Aber: Auch wenn Großbritannien nun mit wehenden Fahnen die ungeliebte EU verlässt, wird es weiterhin innerhalb der Nato und des Weltsicherheitsrats eine wichtige Rolle spielen. Auch der Finanzplatz London wird erhalten bleiben und aus dem Brexit vielleicht sogar Kapital schlagen. Dass Großbritannien geographisch zu Europa gehört, steht unverrückbar fest.

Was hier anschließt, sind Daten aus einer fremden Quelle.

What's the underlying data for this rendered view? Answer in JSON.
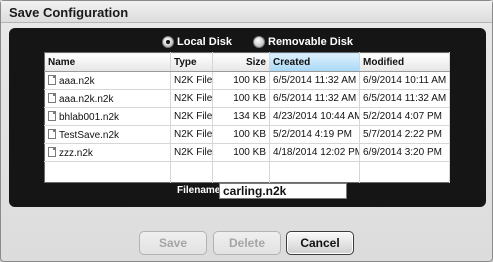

So ist die Schweiz auch nicht Mitglied der EU, aber die Union hat im Laufe der Jahre eine sehr praktikable und enge Zusammenarbeit entwickelt. Wir können nur hoffen, dass hier das Gleiche auch mit Großbritannien geschehen wird – im wohlverstandenen beiderseitigen Interesse. Revanche-Fouls müssen wir vermeiden.
Ein positiver Effekt ist, dass Europa mit vielen Projekten fortfahren kann, die Großbritannien nicht besonders unterstützt, teilweise sogar offen behindert hat.
Also schauen wir nach vorn und passen uns den Gegebenheiten an. Eine andere Wahl haben wir nicht. Aber: halten wir engen Kontakt zu allen Briten – nicht nur zu den pro-europäischen.